Les Directions des Ressources Humaines doivent comprendre que ce n’est pas une question d’outils et de processus. C’est une nouvelle culture d’entreprise qui est en train de se profiler, qui va changer de l’intérieur le sens des outils et des processus. On aura toujours besoin de recruter, d’intégrer, de payer, de former, de développer, de reconnaître, etc… La question est de savoir quelles sont les formes nouvelles que cela peut prendre aujourd’hui pour s’adapter à la fois aux attentes des salariés et aux besoins de entreprises. Prenons une analogie : ce ne sont pas le poinçon, le râteau et la bêche qui font la fécondité du jardin, c’est la combinaison de la nature et du talent du jardinier qui utilise ces outils en s’adaptant à chaque fois. C’est son art qui permet à la terre de libérer toutes ses forces, malgré maints aléas, par le soin qu’il lui prodigue. Les DRH doivent œuvrer : non pas à tenter de remettre l’homme au cœur de l’entreprise, comme ils le font vainement depuis 30 ans, mais pour remettre l’entreprise dans le cœur de l’homme. Révolution copernicienne s’il en est !
Le manque de communication est souvent cité pour expliquer ces incompréhensions.
Pensez-vous qu’il est temps pour la fonction RH de se saisir des enjeux de communication interne ?
La communication est un moyen, pas une fin ! Devenir propriétaire d’un journal ne nous a jamais indiqué ce qu’il fallait écrire ! C’est en fédérant le capital humain autour d’un projet d’entreprise, et du sens qui en fait un bien commun à long terme, que la RH va gagner en transparence et va trouver la voie (la voix) pour s’adresser aux différents acteurs de l’entreprise. Là où le sens vient à s’affadir ou à disparaître, la communication sera toujours contre productive, d’où qu’elle vienne !
Seulement « 14% des salariés recommanderaient leur entreprise ». Peut-il y avoir de la performance sans engagement ?
Si vous avez besoin d’une performance financière de court terme, oui ; c’est bien le drame ! Mais si vous voulez être là demain et après-demain, non.
La fonction RH doit-elle prendre LE tournant stratégique au risque de disparaitre au profit des autres fonctions ? En conséquence, comment voyez-vous la fonction RH dans 10 ans ?
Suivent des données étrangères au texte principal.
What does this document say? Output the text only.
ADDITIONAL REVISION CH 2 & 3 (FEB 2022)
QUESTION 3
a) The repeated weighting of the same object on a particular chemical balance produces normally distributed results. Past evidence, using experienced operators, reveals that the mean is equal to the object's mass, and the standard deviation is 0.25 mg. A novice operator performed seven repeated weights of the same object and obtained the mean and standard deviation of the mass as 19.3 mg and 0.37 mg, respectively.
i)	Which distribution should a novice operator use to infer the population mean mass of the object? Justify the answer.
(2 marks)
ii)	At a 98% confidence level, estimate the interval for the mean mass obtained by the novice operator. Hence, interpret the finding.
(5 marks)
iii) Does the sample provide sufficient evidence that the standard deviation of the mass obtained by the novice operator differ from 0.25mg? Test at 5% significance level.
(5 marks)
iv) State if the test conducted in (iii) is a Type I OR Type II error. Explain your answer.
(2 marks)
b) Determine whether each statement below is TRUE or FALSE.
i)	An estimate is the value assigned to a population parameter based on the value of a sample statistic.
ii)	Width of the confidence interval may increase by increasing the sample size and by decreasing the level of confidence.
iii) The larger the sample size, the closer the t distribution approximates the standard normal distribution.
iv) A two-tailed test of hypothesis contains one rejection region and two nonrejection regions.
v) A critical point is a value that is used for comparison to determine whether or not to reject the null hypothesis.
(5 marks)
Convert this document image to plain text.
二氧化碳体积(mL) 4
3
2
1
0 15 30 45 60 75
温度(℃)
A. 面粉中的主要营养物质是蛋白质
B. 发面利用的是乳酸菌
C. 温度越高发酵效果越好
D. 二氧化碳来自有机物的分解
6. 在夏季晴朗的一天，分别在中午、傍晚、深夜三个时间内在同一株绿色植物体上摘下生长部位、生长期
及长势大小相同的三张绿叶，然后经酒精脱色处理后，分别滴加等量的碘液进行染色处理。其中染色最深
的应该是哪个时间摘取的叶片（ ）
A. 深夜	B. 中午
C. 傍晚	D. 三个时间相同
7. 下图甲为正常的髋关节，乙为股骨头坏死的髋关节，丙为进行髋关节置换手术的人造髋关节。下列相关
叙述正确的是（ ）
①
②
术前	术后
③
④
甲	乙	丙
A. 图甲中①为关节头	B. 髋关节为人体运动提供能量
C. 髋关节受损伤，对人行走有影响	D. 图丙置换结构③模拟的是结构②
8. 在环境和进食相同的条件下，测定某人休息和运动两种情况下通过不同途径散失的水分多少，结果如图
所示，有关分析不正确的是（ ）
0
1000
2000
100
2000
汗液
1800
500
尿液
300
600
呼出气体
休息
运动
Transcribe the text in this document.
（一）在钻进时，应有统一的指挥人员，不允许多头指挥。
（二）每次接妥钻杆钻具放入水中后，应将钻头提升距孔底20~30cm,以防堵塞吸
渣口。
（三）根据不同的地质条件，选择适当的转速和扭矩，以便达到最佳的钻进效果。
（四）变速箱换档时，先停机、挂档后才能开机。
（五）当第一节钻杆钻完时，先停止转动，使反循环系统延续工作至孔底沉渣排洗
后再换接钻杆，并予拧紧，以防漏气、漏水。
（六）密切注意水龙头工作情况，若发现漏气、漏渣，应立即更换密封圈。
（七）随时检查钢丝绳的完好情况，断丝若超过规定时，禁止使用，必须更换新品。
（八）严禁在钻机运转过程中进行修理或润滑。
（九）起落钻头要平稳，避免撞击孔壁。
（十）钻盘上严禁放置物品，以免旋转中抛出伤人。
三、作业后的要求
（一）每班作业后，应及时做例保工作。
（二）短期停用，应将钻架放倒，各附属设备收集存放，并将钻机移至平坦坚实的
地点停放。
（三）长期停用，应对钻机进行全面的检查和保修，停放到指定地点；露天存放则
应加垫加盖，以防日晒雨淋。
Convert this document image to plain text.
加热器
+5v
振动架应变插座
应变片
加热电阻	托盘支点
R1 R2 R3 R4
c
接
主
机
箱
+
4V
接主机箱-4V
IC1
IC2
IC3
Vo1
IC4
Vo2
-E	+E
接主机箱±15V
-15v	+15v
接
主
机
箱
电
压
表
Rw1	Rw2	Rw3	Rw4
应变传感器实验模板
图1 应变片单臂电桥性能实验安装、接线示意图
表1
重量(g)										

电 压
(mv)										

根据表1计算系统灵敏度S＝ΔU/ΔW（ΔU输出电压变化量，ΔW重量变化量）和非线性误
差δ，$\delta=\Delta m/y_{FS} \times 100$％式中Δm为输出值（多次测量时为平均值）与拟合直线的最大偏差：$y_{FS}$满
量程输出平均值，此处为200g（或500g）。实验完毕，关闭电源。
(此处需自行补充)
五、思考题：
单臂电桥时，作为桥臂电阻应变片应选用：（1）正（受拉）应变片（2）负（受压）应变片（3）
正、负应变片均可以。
Ce sont les entreprises qui doivent prendre le tournant stratégique. Les modes de compétitivité ont évolué : Il ne suffit plus de tirer la compétitivité vers le toujours plus en trouvant de nouveaux marchés, de nouveaux produits, de nouveaux services, de nouveaux partenariats, de nouvelles coalitions, de nouveaux modes d’organisation, des sources de production plus performantes, moins chères, etc. Il ne suffit-il plus de trouver des innovations au travers d’un service Recherche & Développement, pour faire vivre et durer en parallèle une production classique ! C’est désormais tout le modèle de l’entreprise qui doit être innovant. Son business model doit avoir l’innovation permanente comme principe structurant. Ce principe, dans une entreprise désormais apprenante, ne repose pas d’abord sur la puissance financière, sur les supports technologiques ou sur la force de frappe commerciale, ni sur aucune autre fonction ; il repose sur la richesse et le dynamisme du capital humain, au travers de l’intelligence individuelle et collective de ses salariés, de leur puissance de réseau intelligente et de leur agilité organisationnelle ; sur leur aptitude à sans cesse développer des potentiels en les transformant en force de réalité innovante et productrice. Si la fonction RH – en charge du capital humain – se saisit aujourd’hui de ce levier pour fonder sa justification et son efficience, alors c’est elle qui dans dix ans sera au cœur de l’entreprise comme interlocuteur clé de tous les acteurs, du salarié jusqu’à l’actionnaire.